WASHINGTON, DC – In an effort to help prepare female ex-offenders for a smooth transition back into society, U.S. Senator Jack Reed (D-RI) today announced that the Department of Justice has awarded the Rhode Island Department of Corrections (RIDOC) $294,084 for its Prisoner Reentry Initiative.
The Prisoner Reentry Initiative (PRI) provides funding to state and local governments to develop and implement institutional and community corrections-based female offender reentry programs. The PRI strengthens urban communities characterized by large numbers of returning offenders. The program is designed to help prevent ex-convicts from returning to a life of crime by helping them find work and providing them access to critical services in their communities.
“This federal funding will allow the Rhode Island Department of Corrections to overhaul and strengthen its prisoner reentry program for women,” said Reed, a member of the Appropriations subcommittee that oversees federal spending on the criminal justice system. “It is important that there is an infrastructure in place to offer guidance to female inmates who have served their time and are preparing to be released. Giving these women job-skill training, substance abuse treatment, and other support services will give them the opportunity to successfully transition back into society as law-abiding citizens. This is a sound investment in safeguarding our communities and reducing the chances that ex-offenders will become re-offenders.”
The Rhode Island Department of Corrections will use these funds to enhance vocational training for female inmates by expanding computer literacy and culinary arts training; expand the use of risk/needs assessment to all sentenced women; provide training on gender-responsive principles to all staff in the women’s prisons; and hire a Reentry Specialist who will provide community-based discharge planning/outreach services to the highest risk women during the critical period immediately following release from prison. The RIDOC plans to overhaul its current method of risk/need assessment by implementing a formal reentry policy.

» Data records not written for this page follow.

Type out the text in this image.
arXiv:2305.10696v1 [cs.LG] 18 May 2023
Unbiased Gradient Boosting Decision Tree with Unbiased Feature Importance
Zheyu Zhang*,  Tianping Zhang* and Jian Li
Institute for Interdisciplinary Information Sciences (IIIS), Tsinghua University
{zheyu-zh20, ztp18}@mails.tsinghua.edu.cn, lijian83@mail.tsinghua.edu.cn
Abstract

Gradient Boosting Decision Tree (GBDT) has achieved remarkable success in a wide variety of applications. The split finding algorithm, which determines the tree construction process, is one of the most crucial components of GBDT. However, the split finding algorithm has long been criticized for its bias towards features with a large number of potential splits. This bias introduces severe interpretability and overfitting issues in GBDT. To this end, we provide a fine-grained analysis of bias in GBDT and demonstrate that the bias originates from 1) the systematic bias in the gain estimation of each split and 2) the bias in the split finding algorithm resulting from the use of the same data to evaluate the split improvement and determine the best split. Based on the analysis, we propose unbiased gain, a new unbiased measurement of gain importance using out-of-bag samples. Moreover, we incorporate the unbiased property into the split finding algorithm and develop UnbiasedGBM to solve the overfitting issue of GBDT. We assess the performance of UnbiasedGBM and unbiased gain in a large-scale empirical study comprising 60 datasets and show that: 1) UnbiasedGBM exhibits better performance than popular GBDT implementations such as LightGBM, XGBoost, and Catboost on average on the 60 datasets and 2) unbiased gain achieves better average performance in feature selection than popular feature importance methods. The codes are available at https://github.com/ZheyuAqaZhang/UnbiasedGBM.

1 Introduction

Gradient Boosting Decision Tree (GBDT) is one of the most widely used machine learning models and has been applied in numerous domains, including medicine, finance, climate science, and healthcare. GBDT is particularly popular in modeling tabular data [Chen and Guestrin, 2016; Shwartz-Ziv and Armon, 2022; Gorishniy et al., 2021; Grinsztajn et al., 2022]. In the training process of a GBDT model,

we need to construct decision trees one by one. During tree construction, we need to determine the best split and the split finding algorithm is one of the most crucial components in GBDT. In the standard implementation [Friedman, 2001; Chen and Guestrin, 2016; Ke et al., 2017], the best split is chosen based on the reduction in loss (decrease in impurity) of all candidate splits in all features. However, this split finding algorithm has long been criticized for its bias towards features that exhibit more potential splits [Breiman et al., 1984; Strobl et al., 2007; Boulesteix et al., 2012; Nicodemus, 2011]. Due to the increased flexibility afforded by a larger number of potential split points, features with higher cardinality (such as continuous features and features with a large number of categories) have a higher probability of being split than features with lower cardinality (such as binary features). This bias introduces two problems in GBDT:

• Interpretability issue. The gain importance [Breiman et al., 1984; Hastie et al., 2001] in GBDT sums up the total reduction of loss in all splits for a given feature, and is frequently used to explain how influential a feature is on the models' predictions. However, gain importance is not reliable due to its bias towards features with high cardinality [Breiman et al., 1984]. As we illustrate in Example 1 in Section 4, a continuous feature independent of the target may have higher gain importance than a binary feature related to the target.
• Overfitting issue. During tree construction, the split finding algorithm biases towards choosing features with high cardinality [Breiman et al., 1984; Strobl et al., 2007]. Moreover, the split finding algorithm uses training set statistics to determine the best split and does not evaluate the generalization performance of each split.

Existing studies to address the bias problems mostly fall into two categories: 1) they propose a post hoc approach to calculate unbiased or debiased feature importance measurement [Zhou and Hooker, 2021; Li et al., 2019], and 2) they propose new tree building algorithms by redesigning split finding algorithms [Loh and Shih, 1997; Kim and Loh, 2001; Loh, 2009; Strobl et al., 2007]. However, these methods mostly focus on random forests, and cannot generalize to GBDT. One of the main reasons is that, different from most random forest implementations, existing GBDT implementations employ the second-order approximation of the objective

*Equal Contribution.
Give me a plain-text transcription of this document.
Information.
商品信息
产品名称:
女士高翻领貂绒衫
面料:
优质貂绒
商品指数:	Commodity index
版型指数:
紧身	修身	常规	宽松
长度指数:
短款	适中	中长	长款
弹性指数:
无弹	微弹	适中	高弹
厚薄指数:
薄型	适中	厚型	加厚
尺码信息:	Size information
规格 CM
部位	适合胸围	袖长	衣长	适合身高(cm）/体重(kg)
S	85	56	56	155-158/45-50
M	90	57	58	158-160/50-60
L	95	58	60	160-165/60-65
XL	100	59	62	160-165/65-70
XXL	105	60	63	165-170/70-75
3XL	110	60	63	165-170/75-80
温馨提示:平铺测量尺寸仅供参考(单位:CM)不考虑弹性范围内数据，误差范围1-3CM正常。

“Female offenders tend to re-offend at high rates and, although their crimes are often non-violent, they churn through the system over and over, driving up costs and creating a host of other public safety issues. This grant gives us an opportunity to break the cycle and achieve better outcomes for offenders, their families, and the community at large,” stated Ashbel (A.T.) Wall II, Director of the Rhode Island Department of Corrections.